A Rayleigh wave and a surface SSBW are similar to each other in that most of acoustic energy is concentrated on their surfaces but are much different from each other in a physical aspect. When a Rayleigh wave is assumed to propagate in the z axis on a surface of a medium in FIG. 1C, there exists a vibration component in the y axis direction which is an upward and downward direction with respect to the surface of the medium. Therefore, a Rayleigh wave extinguishes since a vibration component in the y axis uses energy to generate a longitudinal wave when it contacts with a liquid, while the Rayleigh wave is sensitive to change in the state of a surface. On the other hand, when a SSBW is assumed to propagate in the z axis in FIG. 1C, since it is a shear horizontal wave having no vibration component in the y axis and having only a medium vibration component in the x axis, even when a surface is in a liquid environment, the SSBW does not generate a longitudinal wave into the liquid, preventing loss of energy and continuously maintaining its waveform. That is, while a Rayleigh wave has a high sensitivity and can detect of a target material captured by a surface of a sensor, the Rayleigh wave is used mainly to detect a gaseous target in a gas environment since it's signal is rapidly damped in a wet or liquid environment.

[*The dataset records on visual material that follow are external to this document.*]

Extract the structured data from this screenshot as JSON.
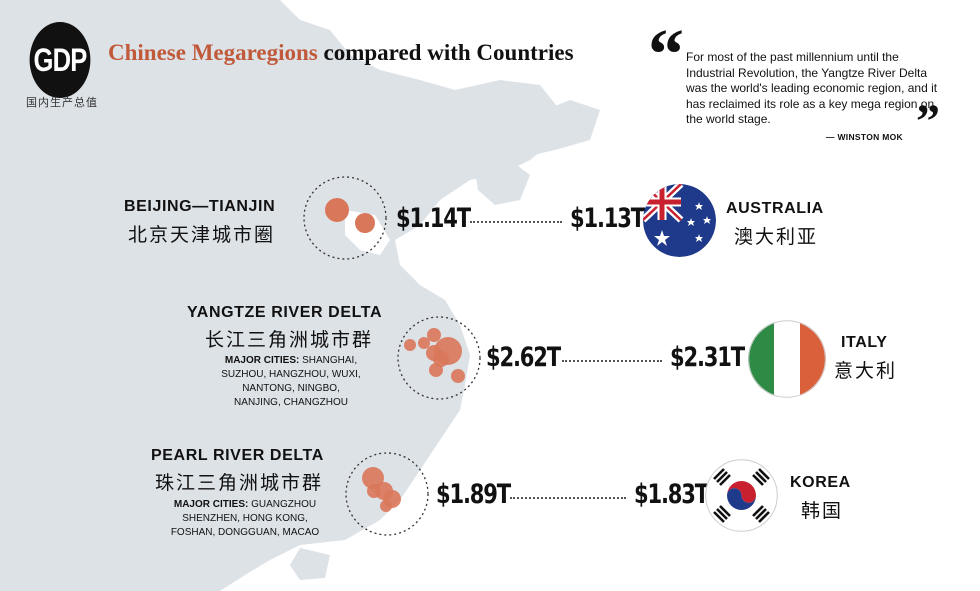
{
  "header": {
    "badge": "GDP",
    "badge_sub": "国内生产总值",
    "title_accent": "Chinese Megaregions",
    "title_rest": " compared with Countries"
  },
  "quote": {
    "text": "For most of the past millennium until the Industrial Revolution, the Yangtze River Delta was the world's leading economic region, and it has reclaimed its role as a key mega region on the world stage.",
    "author": "— WINSTON MOK"
  },
  "rows": [
    {
      "region": "BEIJING—TIANJIN",
      "region_cn": "北京天津城市圈",
      "cities_label": "",
      "cities": "",
      "region_gdp": "$1.14T",
      "country_gdp": "$1.13T",
      "country": "AUSTRALIA",
      "country_cn": "澳大利亚",
      "flag_icon": "australia-flag-icon"
    },
    {
      "region": "YANGTZE RIVER DELTA",
      "region_cn": "长江三角洲城市群",
      "cities_label": "MAJOR CITIES:",
      "cities_1": " SHANGHAI,",
      "cities_2": "SUZHOU, HANGZHOU, WUXI,",
      "cities_3": "NANTONG, NINGBO,",
      "cities_4": "NANJING, CHANGZHOU",
      "region_gdp": "$2.62T",
      "country_gdp": "$2.31T",
      "country": "ITALY",
      "country_cn": "意大利",
      "flag_icon": "italy-flag-icon"
    },
    {
      "region": "PEARL RIVER DELTA",
      "region_cn": "珠江三角洲城市群",
      "cities_label": "MAJOR CITIES:",
      "cities_1": " GUANGZHOU",
      "cities_2": "SHENZHEN, HONG KONG,",
      "cities_3": "FOSHAN, DONGGUAN, MACAO",
      "region_gdp": "$1.89T",
      "country_gdp": "$1.83T",
      "country": "KOREA",
      "country_cn": "韩国",
      "flag_icon": "korea-flag-icon"
    }
  ],
  "colors": {
    "accent": "#c05a3a",
    "map": "#dde2e7",
    "bubble": "#d9775a"
  }
}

Although a surface skimming bulk wave is an acoustic wave which propagates into a medium from a surface of the medium at a minute angle and cannot be referred to a surface acoustic wave strictly, it is named a Pseudo-Surface Acoustic Wave (P-SAW) or a Leaky Surface Acoustic Wave (LSAW) or is often classified as a surface acoustic wave. Since the surface skimming bulk wave is less sensitive than a sensor utilizing Rayleigh wave due to dispersion of acoustic energy on a surface of a medium into the medium, but still has a high sensitivity as compared with other types of acoustic wave sensors in which energy is dispersed to an entire medium and maintains the waveform of its signal without damping the signal even in a liquid environment, the SSBW is widely used in a wet environment or for detection of liquefied targets.
That is, a sensor using a Rayleigh wave is suitable for a gas detecting sensor since a Rayleigh wave provides a performance extremely sensitive even to ppb, and a sensor using a surface skimming bulk wave may be used in a wet environment or for a liquid detecting sensor since a SSBW even endures a liquid environment well. Hereinafter, a Rayleigh wave is referred to as a surface acoustic wave for convenience.